Ángel la miró de reojo y sonrió con ese gesto ladino tan suyo.
—Siempre es un placer salvarte de mi hermano.
Milagro no respondió. No entendía del todo por qué había aceptado ir con él. ¿Porque lo necesitaba? ¿Porque algo dentro de ella la empujaba hacia su presencia? No se sentía insegura. Al contrario, una extraña confianza se asentaba en su pecho… como si su corazón lo reconociera.
Entonces recordó aquel instante en la azotea del colegio, cuando Ángel estuvo a punto de besarla. Su corazón palpitó más rápido. ¿Por qué anhelaba que volviera a suceder?
Cerró los ojos, intentando despejar su mente.
La voz de Ángel interrumpió el silencio:
—Lo siento, mi muñeca…
—¿Por qué me llamas así? ¡No soy tu muñeca! —espetó, visiblemente molesta.
Él la miró de reojo, sorprendido por la reacción.
—¿Solo eso escuchaste?
—Te he dicho muchas veces que no me gusta que me llames así —añadió, cruzándose de brazos.
—Ya es un hábito. Deberías acostumbrarte —dijo con una sonrisa ladeada.
—¿Estás loco?
—Sí —respondió sin dudar.
—Entonces deberías estar en un hospital psiquiátrico.
—Oh, mi muñeca… estuve en uno antes de volver a esta manada —murmuró.
Los ojos de Milagro se abrieron con incredulidad.
—¿¡Qué!?
Ángel soltó una carcajada.
—Estaba bromeando, niña tonta.
Milagro rodó los ojos, volviéndose hacia la ventana. Ángel guardó silencio unos segundos.
—Lo siento, Milagro —dijo al fin, en un susurro—. Perdón por cómo te hablé esa noche… por menospreciarte frente al Alfa y la Luna. Estaba furioso…

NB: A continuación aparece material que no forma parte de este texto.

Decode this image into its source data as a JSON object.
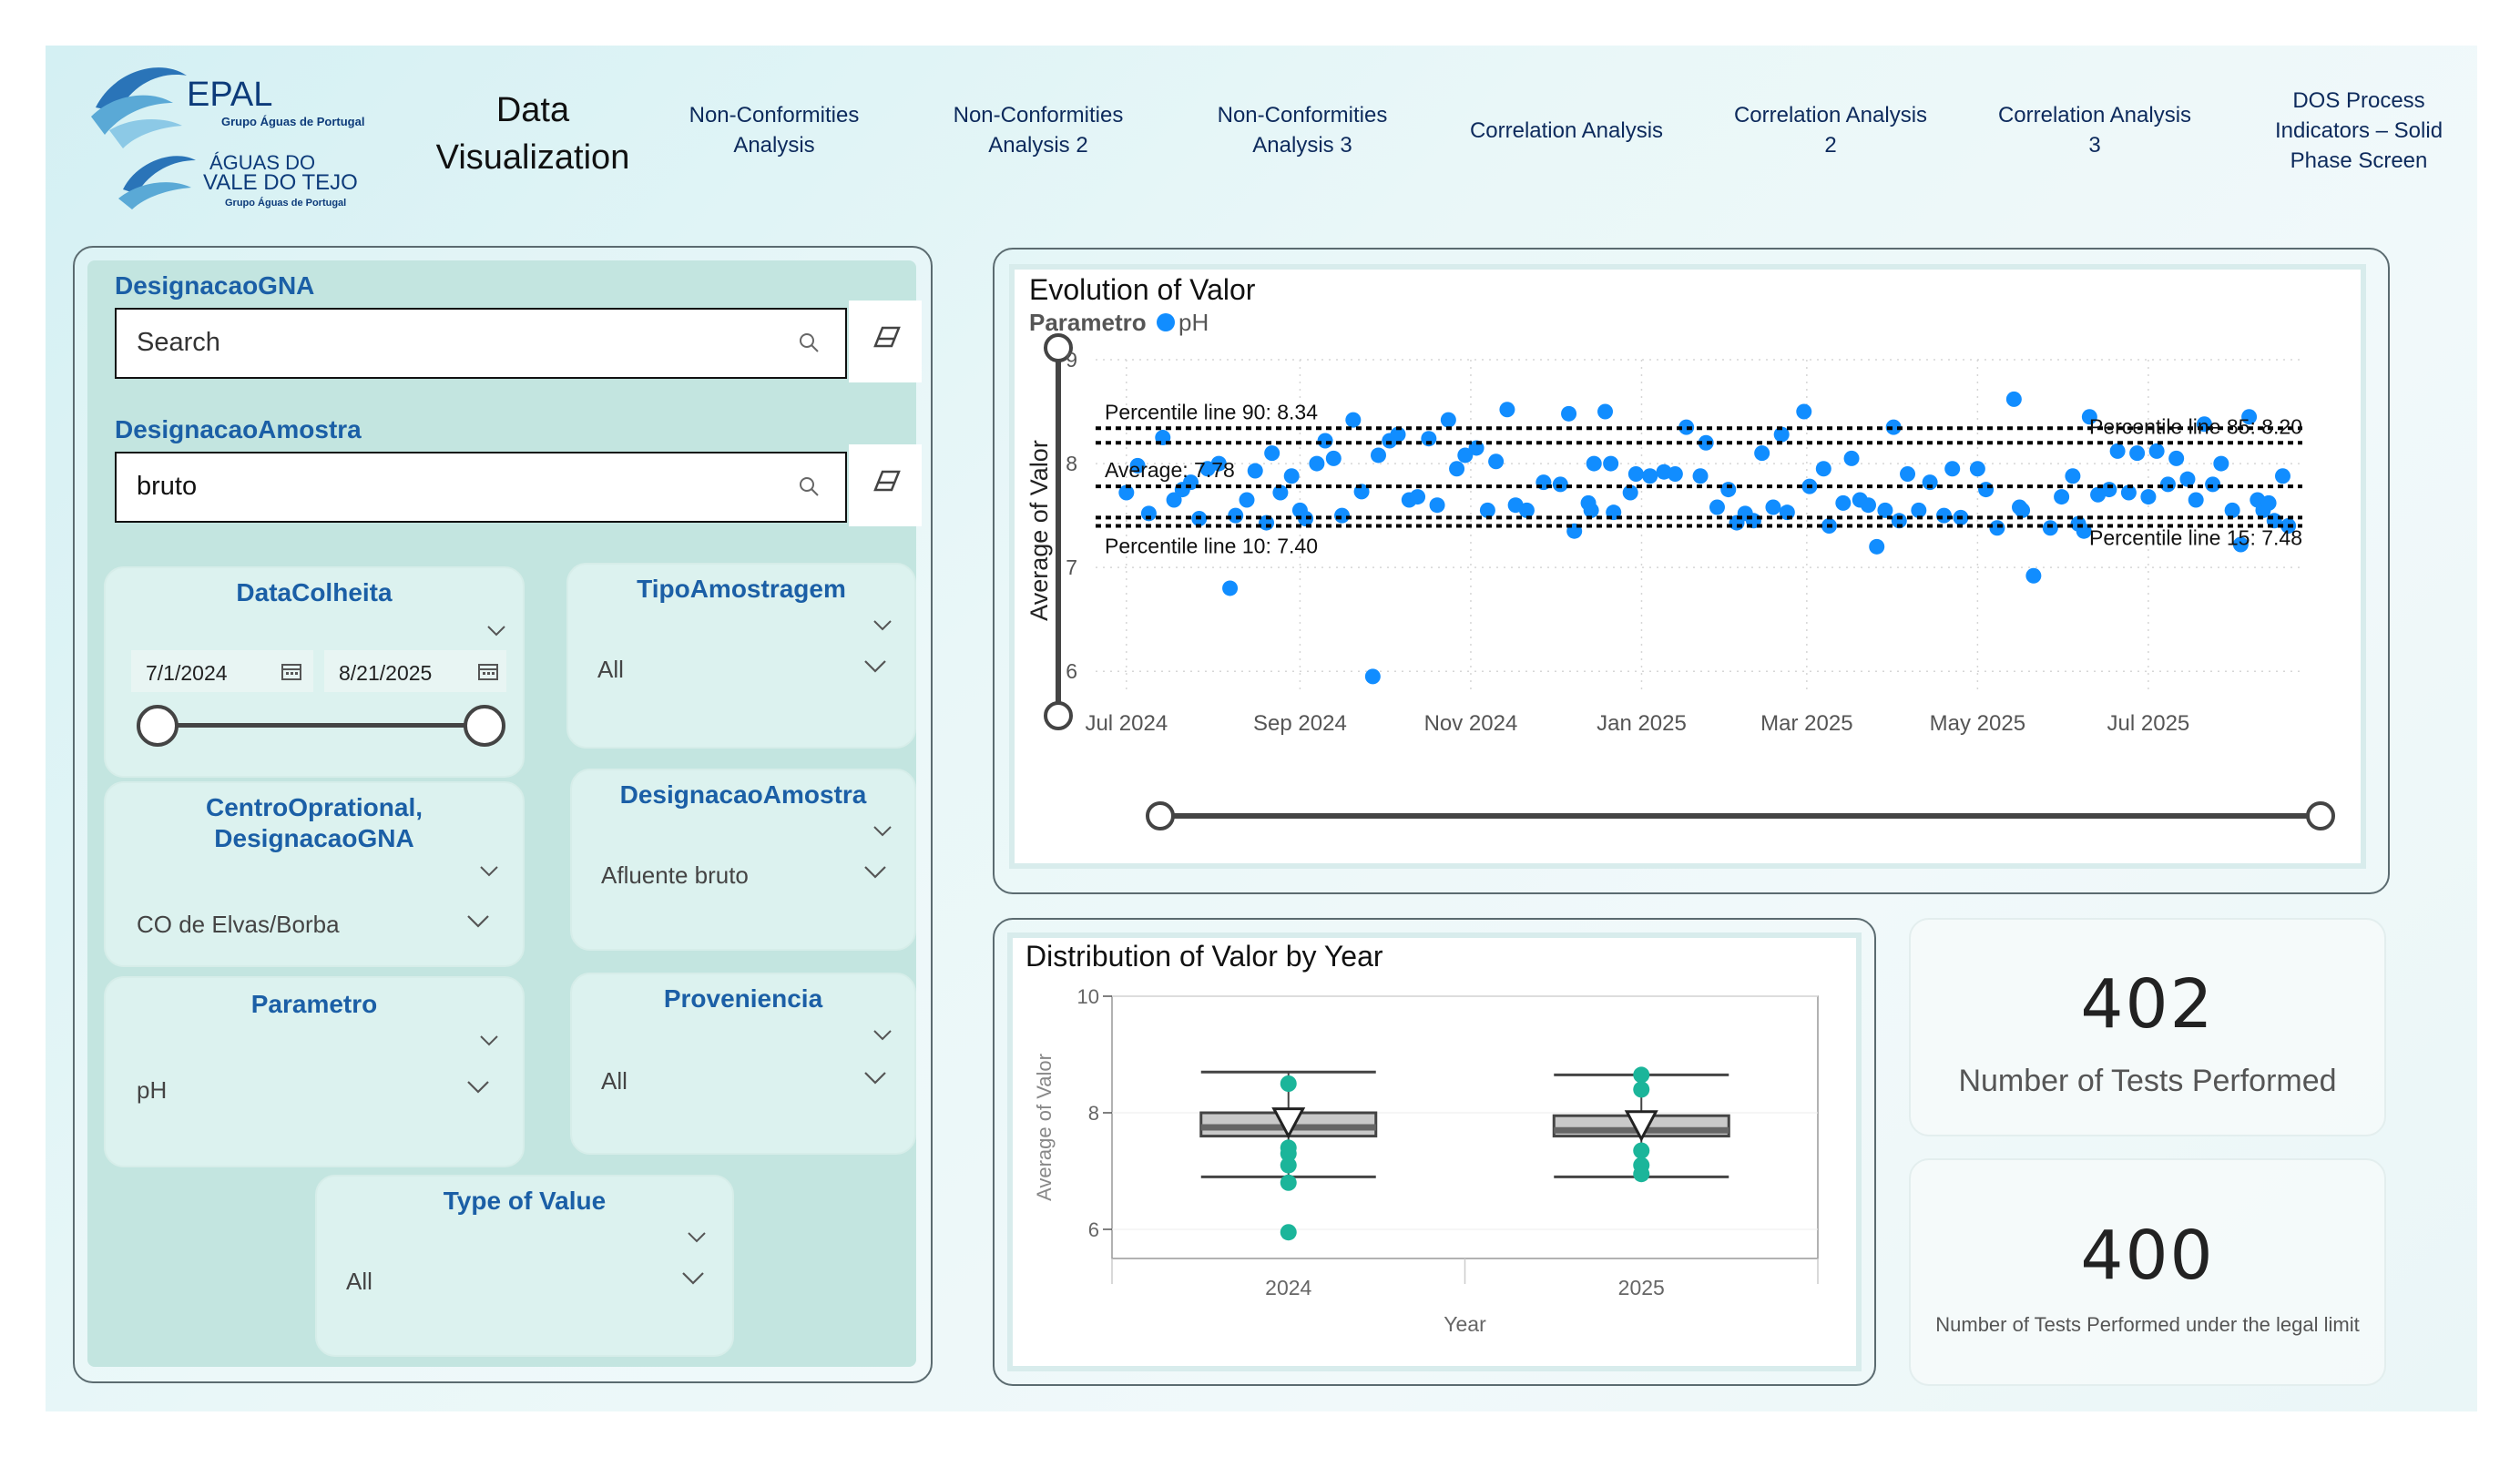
{
  "colors": {
    "accent": "#1b5fa6",
    "point": "#118dff",
    "box_point": "#1bb59a",
    "panel_fill": "#c3e5e0"
  },
  "logos": {
    "epal": {
      "name": "EPAL",
      "subtitle": "Grupo Águas de Portugal"
    },
    "avt": {
      "line1": "ÁGUAS DO",
      "line2": "VALE DO TEJO",
      "subtitle": "Grupo Águas de Portugal"
    }
  },
  "header": {
    "title_line1": "Data",
    "title_line2": "Visualization",
    "nav": [
      {
        "line1": "Non-Conformities",
        "line2": "Analysis"
      },
      {
        "line1": "Non-Conformities",
        "line2": "Analysis 2"
      },
      {
        "line1": "Non-Conformities",
        "line2": "Analysis 3"
      },
      {
        "line1": "Correlation Analysis",
        "line2": ""
      },
      {
        "line1": "Correlation Analysis",
        "line2": "2"
      },
      {
        "line1": "Correlation Analysis",
        "line2": "3"
      },
      {
        "line1": "DOS Process",
        "line2": "Indicators – Solid",
        "line3": "Phase Screen"
      }
    ]
  },
  "filters": {
    "search1": {
      "label": "DesignacaoGNA",
      "value": "",
      "placeholder": "Search"
    },
    "search2": {
      "label": "DesignacaoAmostra",
      "value": "bruto"
    },
    "date": {
      "label": "DataColheita",
      "start": "7/1/2024",
      "end": "8/21/2025"
    },
    "tipo": {
      "label": "TipoAmostragem",
      "value": "All"
    },
    "centro": {
      "label_line1": "CentroOprational,",
      "label_line2": "DesignacaoGNA",
      "value": "CO de Elvas/Borba"
    },
    "amostra": {
      "label": "DesignacaoAmostra",
      "value": "Afluente bruto"
    },
    "parametro": {
      "label": "Parametro",
      "value": "pH"
    },
    "proveniencia": {
      "label": "Proveniencia",
      "value": "All"
    },
    "type_value": {
      "label": "Type of Value",
      "value": "All"
    }
  },
  "kpis": [
    {
      "value": "402",
      "label": "Number of Tests Performed"
    },
    {
      "value": "400",
      "label": "Number of Tests Performed under the legal limit"
    }
  ],
  "chart_data": [
    {
      "type": "scatter",
      "title": "Evolution of Valor",
      "legend_title": "Parametro",
      "legend_position": "top-left",
      "ylabel": "Average of Valor",
      "xlabel": "",
      "ylim": [
        5.8,
        9.0
      ],
      "yticks": [
        9,
        8,
        7,
        6
      ],
      "xlim": [
        "2024-06-20",
        "2025-08-25"
      ],
      "xticks": [
        {
          "date": "2024-07-01",
          "label": "Jul 2024"
        },
        {
          "date": "2024-09-01",
          "label": "Sep 2024"
        },
        {
          "date": "2024-11-01",
          "label": "Nov 2024"
        },
        {
          "date": "2025-01-01",
          "label": "Jan 2025"
        },
        {
          "date": "2025-03-01",
          "label": "Mar 2025"
        },
        {
          "date": "2025-05-01",
          "label": "May 2025"
        },
        {
          "date": "2025-07-01",
          "label": "Jul 2025"
        }
      ],
      "grid": true,
      "reference_lines": [
        {
          "value": 8.34,
          "label": "Percentile line 90: 8.34",
          "label_side": "left",
          "label_pos": "above"
        },
        {
          "value": 8.2,
          "label": "Percentile line 85: 8.20",
          "label_side": "right",
          "label_pos": "above"
        },
        {
          "value": 7.78,
          "label": "Average: 7.78",
          "label_side": "left",
          "label_pos": "above"
        },
        {
          "value": 7.48,
          "label": "Percentile line 15: 7.48",
          "label_side": "right",
          "label_pos": "below"
        },
        {
          "value": 7.4,
          "label": "Percentile line 10: 7.40",
          "label_side": "left",
          "label_pos": "below"
        }
      ],
      "series": [
        {
          "name": "pH",
          "points": [
            [
              "2024-07-01",
              7.72
            ],
            [
              "2024-07-05",
              7.98
            ],
            [
              "2024-07-09",
              7.52
            ],
            [
              "2024-07-14",
              8.25
            ],
            [
              "2024-07-18",
              7.65
            ],
            [
              "2024-07-21",
              7.75
            ],
            [
              "2024-07-24",
              7.82
            ],
            [
              "2024-07-27",
              7.47
            ],
            [
              "2024-07-30",
              7.95
            ],
            [
              "2024-08-03",
              8.0
            ],
            [
              "2024-08-07",
              6.8
            ],
            [
              "2024-08-09",
              7.5
            ],
            [
              "2024-08-13",
              7.65
            ],
            [
              "2024-08-16",
              7.93
            ],
            [
              "2024-08-20",
              7.43
            ],
            [
              "2024-08-22",
              8.1
            ],
            [
              "2024-08-25",
              7.72
            ],
            [
              "2024-08-29",
              7.88
            ],
            [
              "2024-09-01",
              7.55
            ],
            [
              "2024-09-03",
              7.47
            ],
            [
              "2024-09-07",
              8.0
            ],
            [
              "2024-09-10",
              8.22
            ],
            [
              "2024-09-13",
              8.05
            ],
            [
              "2024-09-16",
              7.5
            ],
            [
              "2024-09-20",
              8.42
            ],
            [
              "2024-09-23",
              7.73
            ],
            [
              "2024-09-27",
              5.95
            ],
            [
              "2024-09-29",
              8.08
            ],
            [
              "2024-10-03",
              8.22
            ],
            [
              "2024-10-06",
              8.28
            ],
            [
              "2024-10-10",
              7.65
            ],
            [
              "2024-10-13",
              7.68
            ],
            [
              "2024-10-17",
              8.24
            ],
            [
              "2024-10-20",
              7.6
            ],
            [
              "2024-10-24",
              8.42
            ],
            [
              "2024-10-27",
              7.95
            ],
            [
              "2024-10-30",
              8.08
            ],
            [
              "2024-11-03",
              8.15
            ],
            [
              "2024-11-07",
              7.55
            ],
            [
              "2024-11-10",
              8.02
            ],
            [
              "2024-11-14",
              8.52
            ],
            [
              "2024-11-17",
              7.6
            ],
            [
              "2024-11-21",
              7.55
            ],
            [
              "2024-11-27",
              7.82
            ],
            [
              "2024-12-03",
              7.8
            ],
            [
              "2024-12-06",
              8.48
            ],
            [
              "2024-12-08",
              7.35
            ],
            [
              "2024-12-13",
              7.62
            ],
            [
              "2024-12-14",
              7.55
            ],
            [
              "2024-12-15",
              8.0
            ],
            [
              "2024-12-19",
              8.5
            ],
            [
              "2024-12-21",
              8.0
            ],
            [
              "2024-12-22",
              7.53
            ],
            [
              "2024-12-28",
              7.72
            ],
            [
              "2024-12-30",
              7.9
            ],
            [
              "2025-01-04",
              7.88
            ],
            [
              "2025-01-09",
              7.92
            ],
            [
              "2025-01-13",
              7.9
            ],
            [
              "2025-01-17",
              8.35
            ],
            [
              "2025-01-22",
              7.88
            ],
            [
              "2025-01-24",
              8.2
            ],
            [
              "2025-01-28",
              7.58
            ],
            [
              "2025-02-01",
              7.75
            ],
            [
              "2025-02-04",
              7.43
            ],
            [
              "2025-02-07",
              7.52
            ],
            [
              "2025-02-10",
              7.45
            ],
            [
              "2025-02-13",
              8.1
            ],
            [
              "2025-02-17",
              7.58
            ],
            [
              "2025-02-20",
              8.28
            ],
            [
              "2025-02-22",
              7.53
            ],
            [
              "2025-02-28",
              8.5
            ],
            [
              "2025-03-02",
              7.78
            ],
            [
              "2025-03-07",
              7.95
            ],
            [
              "2025-03-09",
              7.4
            ],
            [
              "2025-03-14",
              7.62
            ],
            [
              "2025-03-17",
              8.05
            ],
            [
              "2025-03-20",
              7.65
            ],
            [
              "2025-03-23",
              7.6
            ],
            [
              "2025-03-26",
              7.2
            ],
            [
              "2025-03-29",
              7.55
            ],
            [
              "2025-04-01",
              8.35
            ],
            [
              "2025-04-03",
              7.45
            ],
            [
              "2025-04-06",
              7.9
            ],
            [
              "2025-04-10",
              7.55
            ],
            [
              "2025-04-14",
              7.82
            ],
            [
              "2025-04-19",
              7.5
            ],
            [
              "2025-04-22",
              7.95
            ],
            [
              "2025-04-25",
              7.48
            ],
            [
              "2025-05-01",
              7.95
            ],
            [
              "2025-05-04",
              7.75
            ],
            [
              "2025-05-08",
              7.38
            ],
            [
              "2025-05-14",
              8.62
            ],
            [
              "2025-05-16",
              7.58
            ],
            [
              "2025-05-17",
              7.55
            ],
            [
              "2025-05-21",
              6.92
            ],
            [
              "2025-05-27",
              7.38
            ],
            [
              "2025-05-31",
              7.68
            ],
            [
              "2025-06-04",
              7.88
            ],
            [
              "2025-06-06",
              7.42
            ],
            [
              "2025-06-08",
              7.35
            ],
            [
              "2025-06-10",
              8.45
            ],
            [
              "2025-06-13",
              7.7
            ],
            [
              "2025-06-17",
              7.75
            ],
            [
              "2025-06-20",
              8.12
            ],
            [
              "2025-06-24",
              7.72
            ],
            [
              "2025-06-27",
              8.1
            ],
            [
              "2025-07-01",
              7.68
            ],
            [
              "2025-07-04",
              8.12
            ],
            [
              "2025-07-08",
              7.8
            ],
            [
              "2025-07-11",
              8.05
            ],
            [
              "2025-07-15",
              7.85
            ],
            [
              "2025-07-18",
              7.65
            ],
            [
              "2025-07-21",
              8.38
            ],
            [
              "2025-07-24",
              7.8
            ],
            [
              "2025-07-27",
              8.0
            ],
            [
              "2025-07-31",
              7.55
            ],
            [
              "2025-08-03",
              7.22
            ],
            [
              "2025-08-06",
              8.45
            ],
            [
              "2025-08-09",
              7.65
            ],
            [
              "2025-08-11",
              7.55
            ],
            [
              "2025-08-13",
              7.62
            ],
            [
              "2025-08-15",
              7.45
            ],
            [
              "2025-08-18",
              7.88
            ],
            [
              "2025-08-20",
              7.4
            ]
          ]
        }
      ]
    },
    {
      "type": "box",
      "title": "Distribution of Valor by Year",
      "xlabel": "Year",
      "ylabel": "Average of Valor",
      "ylim": [
        5.5,
        10.0
      ],
      "yticks": [
        10,
        8,
        6
      ],
      "categories": [
        "2024",
        "2025"
      ],
      "boxes": [
        {
          "category": "2024",
          "whisker_low": 6.9,
          "q1": 7.6,
          "median": 7.75,
          "q3": 8.0,
          "whisker_high": 8.7,
          "mean": 7.85,
          "outliers": [
            8.5,
            7.4,
            7.3,
            7.1,
            6.8,
            5.95
          ]
        },
        {
          "category": "2025",
          "whisker_low": 6.9,
          "q1": 7.6,
          "median": 7.7,
          "q3": 7.95,
          "whisker_high": 8.65,
          "mean": 7.8,
          "outliers": [
            8.65,
            8.4,
            7.35,
            7.1,
            6.95
          ]
        }
      ]
    }
  ]
}
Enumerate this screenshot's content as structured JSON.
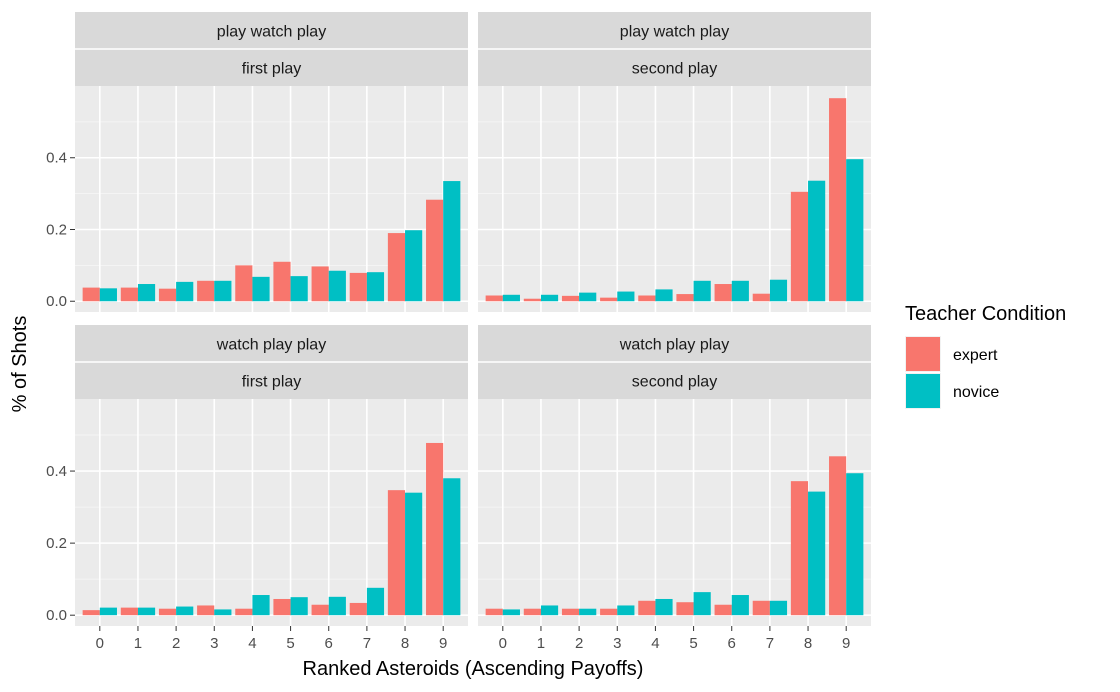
{
  "chart_data": {
    "type": "bar",
    "xlabel": "Ranked Asteroids (Ascending Payoffs)",
    "ylabel": "% of Shots",
    "categories": [
      "0",
      "1",
      "2",
      "3",
      "4",
      "5",
      "6",
      "7",
      "8",
      "9"
    ],
    "y_ticks": [
      "0.0",
      "0.2",
      "0.4"
    ],
    "ylim": [
      -0.03,
      0.6
    ],
    "grid": true,
    "legend": {
      "title": "Teacher Condition",
      "position": "right",
      "entries": [
        {
          "label": "expert",
          "color": "#F8766D"
        },
        {
          "label": "novice",
          "color": "#00BFC4"
        }
      ]
    },
    "panels": [
      {
        "strip_top": "play watch play",
        "strip_bottom": "first play",
        "series": [
          {
            "name": "expert",
            "color": "#F8766D",
            "values": [
              0.038,
              0.038,
              0.035,
              0.057,
              0.1,
              0.11,
              0.097,
              0.079,
              0.19,
              0.283
            ]
          },
          {
            "name": "novice",
            "color": "#00BFC4",
            "values": [
              0.036,
              0.048,
              0.054,
              0.057,
              0.068,
              0.07,
              0.085,
              0.081,
              0.198,
              0.335
            ]
          }
        ]
      },
      {
        "strip_top": "play watch play",
        "strip_bottom": "second play",
        "series": [
          {
            "name": "expert",
            "color": "#F8766D",
            "values": [
              0.016,
              0.007,
              0.015,
              0.01,
              0.016,
              0.02,
              0.048,
              0.021,
              0.305,
              0.566
            ]
          },
          {
            "name": "novice",
            "color": "#00BFC4",
            "values": [
              0.018,
              0.018,
              0.024,
              0.027,
              0.033,
              0.057,
              0.057,
              0.06,
              0.336,
              0.396
            ]
          }
        ]
      },
      {
        "strip_top": "watch play play",
        "strip_bottom": "first play",
        "series": [
          {
            "name": "expert",
            "color": "#F8766D",
            "values": [
              0.014,
              0.021,
              0.018,
              0.027,
              0.018,
              0.045,
              0.029,
              0.034,
              0.347,
              0.478
            ]
          },
          {
            "name": "novice",
            "color": "#00BFC4",
            "values": [
              0.021,
              0.021,
              0.024,
              0.016,
              0.056,
              0.05,
              0.051,
              0.076,
              0.34,
              0.38
            ]
          }
        ]
      },
      {
        "strip_top": "watch play play",
        "strip_bottom": "second play",
        "series": [
          {
            "name": "expert",
            "color": "#F8766D",
            "values": [
              0.018,
              0.018,
              0.018,
              0.018,
              0.04,
              0.036,
              0.029,
              0.04,
              0.372,
              0.441
            ]
          },
          {
            "name": "novice",
            "color": "#00BFC4",
            "values": [
              0.016,
              0.027,
              0.018,
              0.027,
              0.045,
              0.064,
              0.056,
              0.04,
              0.343,
              0.394
            ]
          }
        ]
      }
    ]
  }
}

En ese momento, el auto se detuvo.
—¿Por qué has parado?
—Ya llegamos.
Milagro miró por la ventana.
—¿El bosque?
Ángel bajó del auto y le abrió la puerta con una delicadeza inesperada. Ella salió, confundida.
—¿Por qué aquí?
—Eso no importa ahora —respondió, tomándola de la mano sin pedir permiso y comenzando a caminar.
Ella bajó la mirada hacia sus manos entrelazadas… luego lo miró a él. No entendía por qué la trataba como si tuviera derecho sobre ella. Y, sin embargo, se sentía… bien. Porque era Ángel.
El bosque los envolvía con su manto de sombras. A diferencia de otras manadas, en Estrella los árboles vivían cerca, formando un lazo íntimo con sus miembros. Era un lugar sagrado, lleno de memorias.
La última vez que estuvo allí, Daniel la había rechazado.
Pero esta vez… los recuerdos no dolían tanto.
Ángel se detuvo y Milagro hizo lo mismo. Habían caminado un buen tramo.
—Este es el lugar —susurró él.
Ella dio un paso más, curiosa… hasta que sus ojos se congelaron.
Frente a ella, un lago resplandeciente se abría paso entre los árboles, como un secreto bien guardado por la naturaleza. La luz del sol, apenas filtrada entre las copas, se reflejaba en el agua cristalina.
—¡Maravilloso! —gritó, sin contenerse.
Ángel le soltó la mano y ella dio un paso adelante, arrodillándose en el césped, mirando fascinada.
—Hermoso… —susurró Milagro.
Desde atrás, Ángel la observaba. Sus ojos recorrían su rostro iluminado por la emoción. Se acercó lentamente y se sentó a su lado.